Erik knew once his sister started reciting her bloodline and using the word vanquish that she was going to insist on getting her way. He wasn’t going to blend in with any furniture again until they got this over with. He finished cleaning and rebuttoning his small cousin and handed him to Hrolf, who strapped Siegmund into the middle seat of the huge triplet stroller.
“To the library,” Brunhilde barked. “Our quest begins!”
* * *
The library was a modern brick building with lots of windows and colorful posters inviting patrons to READ! Ragnar led the way through the front doors to the children’s section. The children and teens department was at the far end of the building and included an inviting play space with dress-up clothes, building toys for little ones, and a larger space with comfy chairs, computers, and a fish tank where older children could relax or do homework.

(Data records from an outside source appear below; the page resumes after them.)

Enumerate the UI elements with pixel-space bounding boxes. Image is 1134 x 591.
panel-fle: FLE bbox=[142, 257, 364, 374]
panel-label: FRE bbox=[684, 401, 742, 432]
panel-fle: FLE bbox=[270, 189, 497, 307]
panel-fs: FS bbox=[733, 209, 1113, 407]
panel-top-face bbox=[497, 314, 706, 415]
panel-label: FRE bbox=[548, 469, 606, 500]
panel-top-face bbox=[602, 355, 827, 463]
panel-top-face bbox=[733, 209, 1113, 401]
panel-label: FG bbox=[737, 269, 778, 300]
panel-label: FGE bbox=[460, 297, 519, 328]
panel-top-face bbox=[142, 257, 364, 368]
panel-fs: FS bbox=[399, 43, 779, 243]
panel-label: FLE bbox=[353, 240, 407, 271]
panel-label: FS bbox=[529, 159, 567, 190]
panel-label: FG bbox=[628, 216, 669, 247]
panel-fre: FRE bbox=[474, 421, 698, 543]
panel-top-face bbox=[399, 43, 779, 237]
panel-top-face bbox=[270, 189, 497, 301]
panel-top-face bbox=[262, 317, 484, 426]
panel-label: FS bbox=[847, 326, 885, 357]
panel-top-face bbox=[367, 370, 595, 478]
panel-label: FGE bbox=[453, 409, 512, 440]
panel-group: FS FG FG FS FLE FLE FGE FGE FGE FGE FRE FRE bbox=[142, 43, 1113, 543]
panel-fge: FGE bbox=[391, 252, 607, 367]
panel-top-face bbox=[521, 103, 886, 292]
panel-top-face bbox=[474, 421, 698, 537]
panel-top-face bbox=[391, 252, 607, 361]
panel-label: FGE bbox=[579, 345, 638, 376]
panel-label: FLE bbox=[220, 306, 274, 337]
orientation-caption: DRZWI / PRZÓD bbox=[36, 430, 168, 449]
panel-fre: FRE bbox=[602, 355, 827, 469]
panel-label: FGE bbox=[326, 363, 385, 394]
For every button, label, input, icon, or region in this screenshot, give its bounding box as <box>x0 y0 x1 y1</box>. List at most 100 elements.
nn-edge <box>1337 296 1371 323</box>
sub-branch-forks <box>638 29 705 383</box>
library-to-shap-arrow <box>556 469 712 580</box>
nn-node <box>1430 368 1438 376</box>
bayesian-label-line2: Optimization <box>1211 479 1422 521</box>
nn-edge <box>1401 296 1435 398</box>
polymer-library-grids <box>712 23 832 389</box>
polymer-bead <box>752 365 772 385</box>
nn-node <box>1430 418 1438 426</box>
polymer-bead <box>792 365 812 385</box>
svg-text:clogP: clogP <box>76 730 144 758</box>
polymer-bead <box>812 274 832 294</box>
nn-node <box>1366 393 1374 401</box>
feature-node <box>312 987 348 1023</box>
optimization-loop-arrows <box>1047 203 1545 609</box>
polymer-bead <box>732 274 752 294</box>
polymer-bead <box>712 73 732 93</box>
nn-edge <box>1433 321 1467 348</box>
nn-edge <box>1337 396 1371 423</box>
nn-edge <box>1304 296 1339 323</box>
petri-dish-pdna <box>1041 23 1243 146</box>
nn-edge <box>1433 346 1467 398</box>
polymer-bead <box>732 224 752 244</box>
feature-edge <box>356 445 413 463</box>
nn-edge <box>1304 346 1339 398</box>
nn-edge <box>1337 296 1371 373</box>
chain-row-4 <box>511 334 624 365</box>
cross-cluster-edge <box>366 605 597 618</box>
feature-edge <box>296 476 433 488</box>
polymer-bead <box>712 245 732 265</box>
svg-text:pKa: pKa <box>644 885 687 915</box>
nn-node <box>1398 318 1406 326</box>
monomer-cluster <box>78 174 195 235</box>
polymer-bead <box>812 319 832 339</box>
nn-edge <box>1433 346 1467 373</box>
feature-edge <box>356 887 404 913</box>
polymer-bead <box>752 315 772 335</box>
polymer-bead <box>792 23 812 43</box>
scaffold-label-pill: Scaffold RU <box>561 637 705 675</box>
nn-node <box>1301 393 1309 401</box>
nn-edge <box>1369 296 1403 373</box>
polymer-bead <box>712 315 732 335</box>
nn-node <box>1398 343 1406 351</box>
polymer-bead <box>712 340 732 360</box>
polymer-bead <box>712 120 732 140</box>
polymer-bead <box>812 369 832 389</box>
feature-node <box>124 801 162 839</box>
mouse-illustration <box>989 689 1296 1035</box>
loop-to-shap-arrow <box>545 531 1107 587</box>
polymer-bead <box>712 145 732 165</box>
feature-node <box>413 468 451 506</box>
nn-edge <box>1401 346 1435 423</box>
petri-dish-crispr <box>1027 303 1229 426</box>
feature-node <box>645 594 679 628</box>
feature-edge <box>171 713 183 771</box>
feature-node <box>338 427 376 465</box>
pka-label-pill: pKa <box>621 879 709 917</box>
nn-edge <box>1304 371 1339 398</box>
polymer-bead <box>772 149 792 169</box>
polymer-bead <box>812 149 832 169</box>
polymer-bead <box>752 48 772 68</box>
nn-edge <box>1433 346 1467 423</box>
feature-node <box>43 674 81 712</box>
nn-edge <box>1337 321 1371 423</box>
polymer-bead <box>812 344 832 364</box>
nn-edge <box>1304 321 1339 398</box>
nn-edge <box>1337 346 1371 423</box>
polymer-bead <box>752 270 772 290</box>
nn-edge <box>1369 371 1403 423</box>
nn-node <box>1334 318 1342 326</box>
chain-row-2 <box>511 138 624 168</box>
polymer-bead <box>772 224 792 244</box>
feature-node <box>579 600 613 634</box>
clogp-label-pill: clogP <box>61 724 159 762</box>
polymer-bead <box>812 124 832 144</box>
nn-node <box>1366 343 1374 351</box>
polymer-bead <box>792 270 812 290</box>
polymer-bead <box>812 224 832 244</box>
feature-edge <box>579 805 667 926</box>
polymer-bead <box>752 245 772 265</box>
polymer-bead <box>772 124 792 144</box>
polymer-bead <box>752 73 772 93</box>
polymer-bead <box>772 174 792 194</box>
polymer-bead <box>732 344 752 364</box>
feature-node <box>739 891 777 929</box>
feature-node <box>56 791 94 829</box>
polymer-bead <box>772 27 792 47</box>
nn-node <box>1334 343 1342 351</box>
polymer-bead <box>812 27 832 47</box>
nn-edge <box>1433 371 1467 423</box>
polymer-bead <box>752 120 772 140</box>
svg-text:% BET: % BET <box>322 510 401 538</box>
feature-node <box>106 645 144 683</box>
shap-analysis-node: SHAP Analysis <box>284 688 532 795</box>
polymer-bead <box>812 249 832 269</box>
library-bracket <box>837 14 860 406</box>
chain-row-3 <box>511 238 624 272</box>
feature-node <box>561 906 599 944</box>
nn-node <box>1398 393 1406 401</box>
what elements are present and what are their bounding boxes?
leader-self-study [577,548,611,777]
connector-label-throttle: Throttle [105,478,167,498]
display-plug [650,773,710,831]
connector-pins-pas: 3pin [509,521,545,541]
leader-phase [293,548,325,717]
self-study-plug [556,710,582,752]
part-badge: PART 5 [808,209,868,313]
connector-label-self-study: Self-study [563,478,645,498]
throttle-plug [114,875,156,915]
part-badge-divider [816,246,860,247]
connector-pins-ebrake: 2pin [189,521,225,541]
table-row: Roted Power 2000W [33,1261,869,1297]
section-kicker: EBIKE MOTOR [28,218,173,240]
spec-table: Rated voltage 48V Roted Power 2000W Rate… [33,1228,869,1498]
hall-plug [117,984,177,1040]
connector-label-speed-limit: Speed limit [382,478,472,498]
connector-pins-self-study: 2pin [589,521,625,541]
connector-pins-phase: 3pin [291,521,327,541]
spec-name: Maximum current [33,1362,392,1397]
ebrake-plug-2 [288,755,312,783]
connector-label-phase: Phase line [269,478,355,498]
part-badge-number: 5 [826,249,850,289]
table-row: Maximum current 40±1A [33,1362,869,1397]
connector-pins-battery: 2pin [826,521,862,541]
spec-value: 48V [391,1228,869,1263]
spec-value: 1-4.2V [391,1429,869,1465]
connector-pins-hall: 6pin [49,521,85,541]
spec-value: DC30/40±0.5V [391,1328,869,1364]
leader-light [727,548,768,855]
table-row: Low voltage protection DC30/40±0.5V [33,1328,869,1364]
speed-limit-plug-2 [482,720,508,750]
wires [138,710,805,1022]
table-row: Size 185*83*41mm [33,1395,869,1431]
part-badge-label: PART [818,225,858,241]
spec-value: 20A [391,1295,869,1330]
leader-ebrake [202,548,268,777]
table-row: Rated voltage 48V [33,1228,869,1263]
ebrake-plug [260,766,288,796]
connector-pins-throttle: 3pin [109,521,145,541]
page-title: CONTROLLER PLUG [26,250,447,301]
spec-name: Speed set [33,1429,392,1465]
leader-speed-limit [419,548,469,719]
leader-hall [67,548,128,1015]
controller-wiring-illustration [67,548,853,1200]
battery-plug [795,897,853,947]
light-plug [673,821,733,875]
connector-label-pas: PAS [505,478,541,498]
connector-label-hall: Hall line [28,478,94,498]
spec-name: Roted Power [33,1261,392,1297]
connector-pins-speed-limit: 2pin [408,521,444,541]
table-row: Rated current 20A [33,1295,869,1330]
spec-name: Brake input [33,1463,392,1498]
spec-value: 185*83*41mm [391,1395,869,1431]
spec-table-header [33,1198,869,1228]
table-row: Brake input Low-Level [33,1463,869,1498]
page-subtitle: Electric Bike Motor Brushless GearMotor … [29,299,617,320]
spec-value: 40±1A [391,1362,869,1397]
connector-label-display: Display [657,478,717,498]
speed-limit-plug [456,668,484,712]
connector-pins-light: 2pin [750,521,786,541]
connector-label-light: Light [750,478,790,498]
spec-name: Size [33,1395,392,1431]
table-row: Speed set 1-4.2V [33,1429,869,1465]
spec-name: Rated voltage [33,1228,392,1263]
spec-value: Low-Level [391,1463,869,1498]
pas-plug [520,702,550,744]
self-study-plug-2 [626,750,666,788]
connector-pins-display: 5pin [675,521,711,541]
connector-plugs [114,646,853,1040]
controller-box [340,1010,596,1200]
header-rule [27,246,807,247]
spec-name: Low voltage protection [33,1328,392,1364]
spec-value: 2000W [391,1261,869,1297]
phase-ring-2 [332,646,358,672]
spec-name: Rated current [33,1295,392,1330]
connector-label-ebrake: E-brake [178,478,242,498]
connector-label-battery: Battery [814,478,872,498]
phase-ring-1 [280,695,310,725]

Mrs. Harkness, the children’s librarian, was a round woman with a cap of curly white hair. She beamed at the Sheepflattener clan from behind the ASK ME desk. “What can I help you find today, children?” she asked.
Brunhilde bowed low. “Greetings, wise ruler of the library. We seek an understanding of fear,” she said.
“Fear, you say?” Mrs. Harkness typed something into her library catalog computer. “Yes, we have Fanny Fearless and the Fang under F in picture books. Fright Club is over in new YA. And Oh, a Spear, a Spear I Fear, of course, that’s in poetry.”